So I’ve begun reading through Luther’s works. Where did I start? Where else but where it all began, his Ninety-Five Theses.
Now, just in case you are not au fait with this piece of writing, it is legend!
Firstly, Luther’s Ninety-Five Theses was not written in ’95 in whatever century you might like to choose. It has come to been known as such because it contains 95 points or theses (plural of thesis) 🙂
The second thing to know is that Luther’s Ninety-Five Theses is not a great protestant declaration, but rather an anti-16th-century-Catholic-abuse declaration. The full title of the writing is called, The Disputation on the Power and Efficacy of Indulgences. In short, Luther was railing against the Catholic practice of selling indulgences so that God would do away with one’s temporal punishment for sins already forgiven.
Let’s say this era wasn’t the high point of the Catholic Church.
The point of this post however is thesis number 92:
92. Away, then, with all those prophets who say to the people of Christ, ‘Peace, peace,’ and there is no peace!
I am reminded of Colossians 1 where we read about Paul speaking about how the gospel was bearing fruit in the lives of the Colossian believers since the day they first heard it from the great man Epaphras (1:6-7). The Colossians were not promised fruit but deprived of the seed that produced it, not at all! The gospel was given and fruit was produced.
To demonstrate that they have not been deprived of the fruit producing agent Paul continues to tell them the gospel. Having just stated the gospel, Paul states emphatically in 1:23, ‘This is the gospel that you heard and that has been proclaimed to every creature under heaven, and of which I, Paul, have become a servant’.
Luther is calling the Catholic money machine out on this one and saying that they promised the world, but delivered an atlas. They promise so much through the indulgences and the like, but in fact did nothing more than empty their pockets.
They promised peace, but they received nothing.
Would we dare do the same? Offer something that the cross does not give? Or perhaps worse, offer what the cross gives, but neglect to communicate the cross?
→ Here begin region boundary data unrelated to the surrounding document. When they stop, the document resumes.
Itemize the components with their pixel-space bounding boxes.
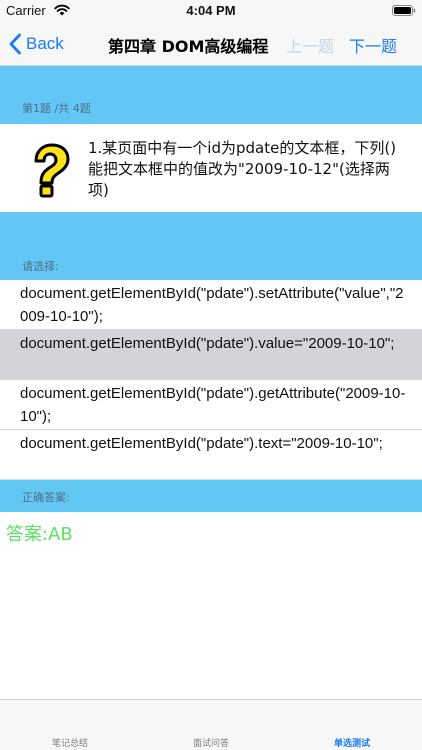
next-question-button[interactable]: 下一题	[349, 33, 397, 57]
answer-header: 正确答案:	[0, 480, 422, 512]
question-progress: 第1题 /共 4题	[22, 102, 91, 115]
options-list: document.getElementById("pdate").setAttr…	[0, 280, 422, 480]
answer-header-label: 正确答案:	[22, 491, 70, 504]
question-progress-header: 第1题 /共 4题	[0, 66, 422, 124]
option-b[interactable]: document.getElementById("pdate").value="…	[0, 330, 422, 380]
navigation-bar: Back 第四章 DOM高级编程 上一题 下一题	[0, 22, 422, 66]
options-header: 请选择:	[0, 212, 422, 280]
status-bar: Carrier 4:04 PM	[0, 0, 422, 22]
question-card: 1.某页面中有一个id为pdate的文本框，下列()能把文本框中的值改为"200…	[0, 124, 422, 212]
tab-single-choice-test[interactable]: 单选测试	[282, 736, 422, 749]
tab-interview-qa[interactable]: 面试问答	[141, 736, 281, 749]
page-title: 第四章 DOM高级编程	[108, 37, 269, 56]
tab-notes-summary[interactable]: 笔记总结	[0, 736, 140, 749]
tab-bar: 笔记总结 面试问答 单选测试	[0, 699, 422, 750]
chevron-left-icon	[9, 33, 21, 55]
battery-icon	[392, 5, 416, 16]
option-d[interactable]: document.getElementById("pdate").text="2…	[0, 430, 422, 480]
back-button[interactable]: Back	[8, 31, 64, 57]
back-label: Back	[26, 34, 64, 53]
option-c[interactable]: document.getElementById("pdate").getAttr…	[0, 380, 422, 430]
correct-answer: 答案:AB	[6, 524, 73, 545]
options-header-label: 请选择:	[22, 260, 59, 273]
question-text: 1.某页面中有一个id为pdate的文本框，下列()能把文本框中的值改为"200…	[88, 139, 397, 199]
option-a[interactable]: document.getElementById("pdate").setAttr…	[0, 280, 422, 330]
previous-question-button[interactable]: 上一题	[286, 33, 334, 57]
status-time: 4:04 PM	[186, 3, 236, 18]
question-mark-icon	[34, 143, 70, 198]
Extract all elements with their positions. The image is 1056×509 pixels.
How dare Christians offer peace through the cross (95th thesis) and instead provide shackles, hostility and burden. How dare we offer salvation but teach law and condemnation in the name of eliciting personal change.
Luther says, ‘Away with them!’
It might not be the 16th century and we might not be Catholic, but we can abuse, subjugate, and withhold blessing from the church just as well by withholding the gospel and thus its fruit from the church if it is not explicitly communicated.
Let’s not pretend or assume to teach the gospel, let’s teach it. If you not teaching the content of the gospel then you are not teaching the gospel:
I Corinthians 15:1-8
Now, brothers and sisters, I want to remind you of the gospel I preached to you, which you received and on which you have taken your stand. 2 By this gospel you are saved, if you hold firmly to the word I preached to you. Otherwise, you have believed in vain.
3 For what I received I passed on to you as of first importance: that Christ died for our sins according to the Scriptures, 4 that he was buried, that he was raised on the third day according to the Scriptures, 5 and that he appeared to Cephas, and then to the Twelve. 6 After that, he appeared to more than five hundred of the brothers and sisters at the same time, most of whom are still living, though some have fallen asleep.
This is the gospel that bears fruit.